Following their findings, the researchers searched for a supermolecule that would inhibit all the genes that cause the muscle cells to secrete toxins that destroy the nerve cells. Using advanced genetic sequencing technology, they discovered that toxin levels decrease when there is an increase in the presence of a specific microRNA molecule called miR126. Adding the molecule to the experimental chip led to a great improvement in the condition of the axons. "At this point we decided to move to a living model," says Dr. Perelson. "We injected miR126 into mice in an ALS model, and indeed, we saw an improvement in their condition. The level of toxicity decreased, a benefit was observed in the structure of the cells in the muscle tissue and the nerve-muscle junction (which are destroyed in ALS), and the mice even showed better measures in tests of walking ability.

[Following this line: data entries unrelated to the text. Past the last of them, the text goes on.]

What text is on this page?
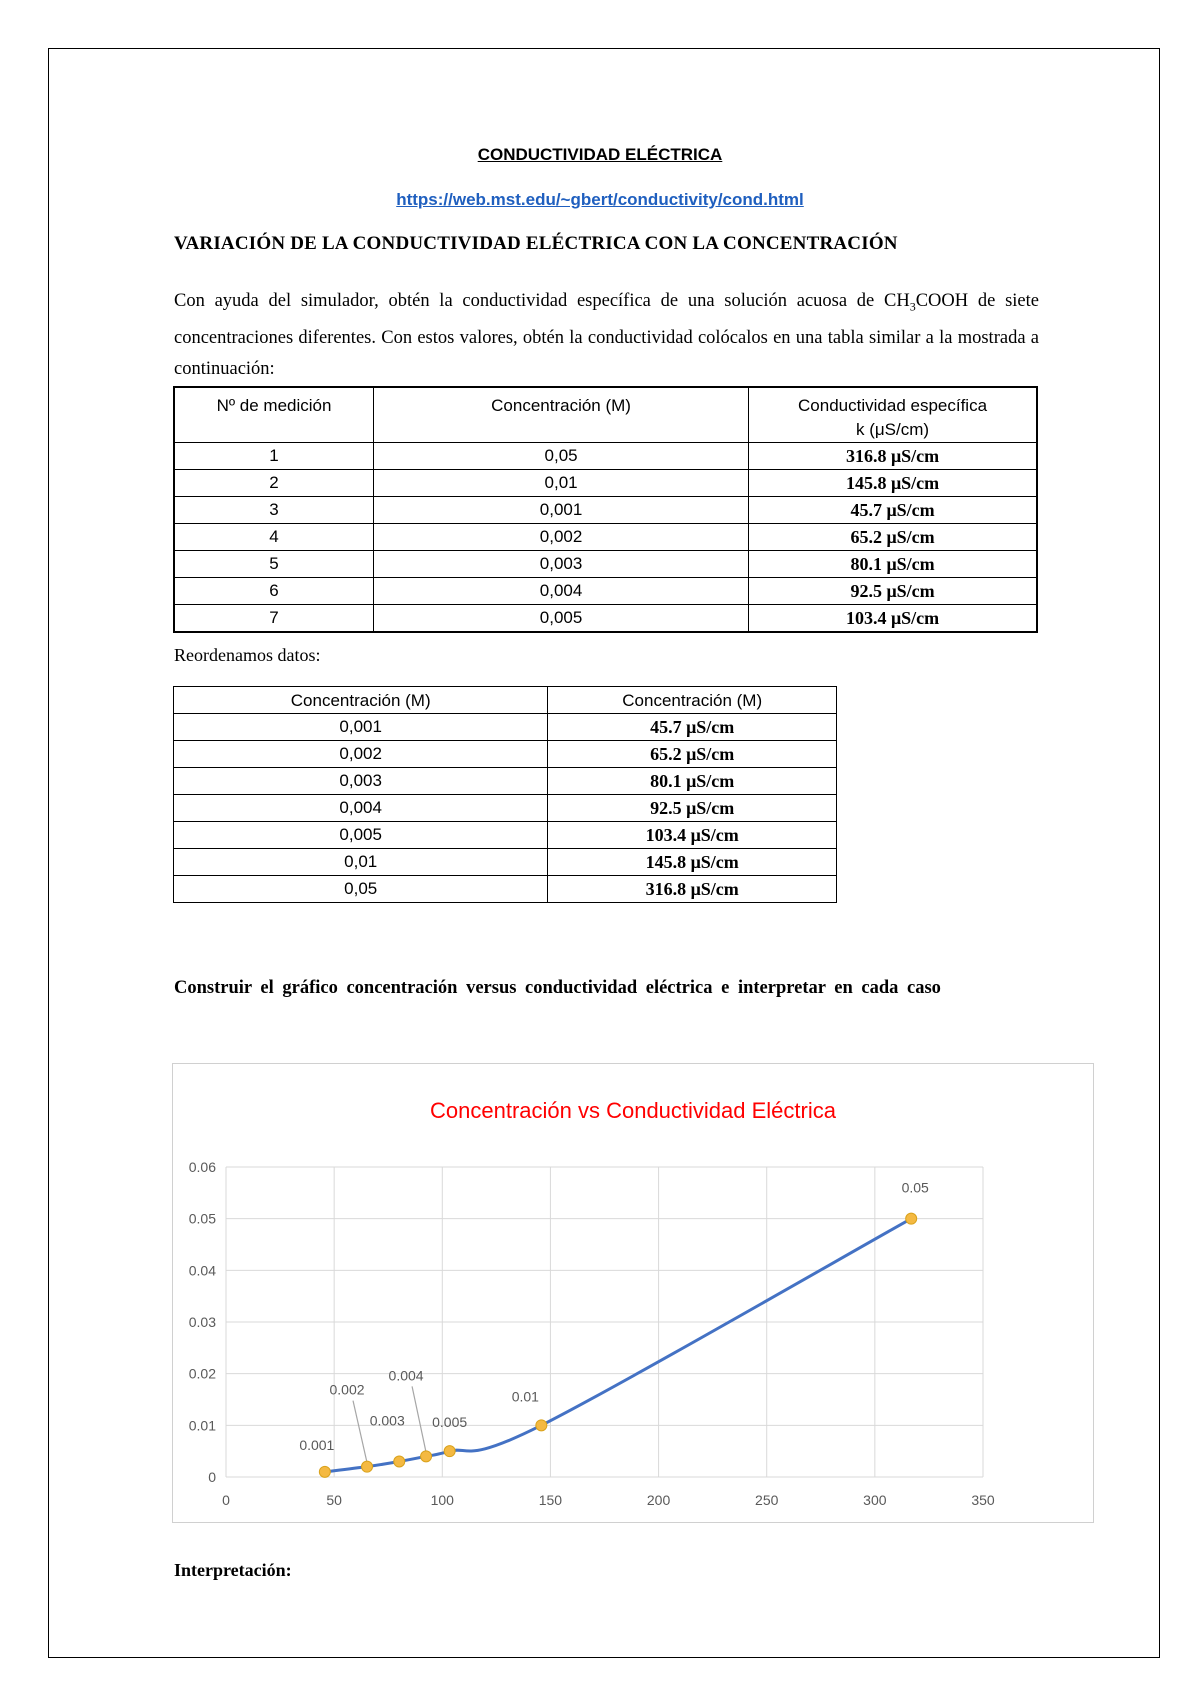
CONDUCTIVIDAD ELÉCTRICA
https://web.mst.edu/~gbert/conductivity/cond.html
VARIACIÓN DE LA CONDUCTIVIDAD ELÉCTRICA CON LA CONCENTRACIÓN
Con ayuda del simulador, obtén la conductividad específica de una solución acuosa de $CH_3COOH$ de siete concentraciones diferentes. Con estos valores, obtén la conductividad colócalos en una tabla similar a la mostrada a continuación:
Nº de medición	Concentración (M)	Conductividad específica
k (μS/cm)
1	0,05	316.8 μS/cm
2	0,01	145.8 μS/cm
3	0,001	45.7 μS/cm
4	0,002	65.2 μS/cm
5	0,003	80.1 μS/cm
6	0,004	92.5 μS/cm
7	0,005	103.4 μS/cm
Reordenamos datos:
Concentración (M)	Concentración (M)
0,001	45.7 μS/cm
0,002	65.2 μS/cm
0,003	80.1 μS/cm
0,004	92.5 μS/cm
0,005	103.4 μS/cm
0,01	145.8 μS/cm
0,05	316.8 μS/cm
Construir el gráfico concentración versus conductividad eléctrica e interpretar en cada caso
Concentración vs Conductividad Eléctrica
0
0.01
0.02
0.03
0.04
0.05
0.06
0	50	100	150	200	250	300	350
0.001
0.002
0.003
0.004
0.005
0.01
0.05
Interpretación:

"We believe that our discovery is a real breakthrough on the way to developing effective drugs for ALS, and later perhaps also for other neurodegenerative diseases, such as Alzheimer's and Parkinson's - in which different types of nerve cells are destroyed," concludes Dr. Perelson. "In addition, the chip we developed may be an effective tool in personalized medicine: it will be possible to extract cells from the patient himself, produce systems on chips from them, and test their response to various drugs. In this way, it will be possible to locate appropriate treatment quickly and efficiently - without exposing the patient to prolonged treatments that are not helpful, and sometimes even cause him harm."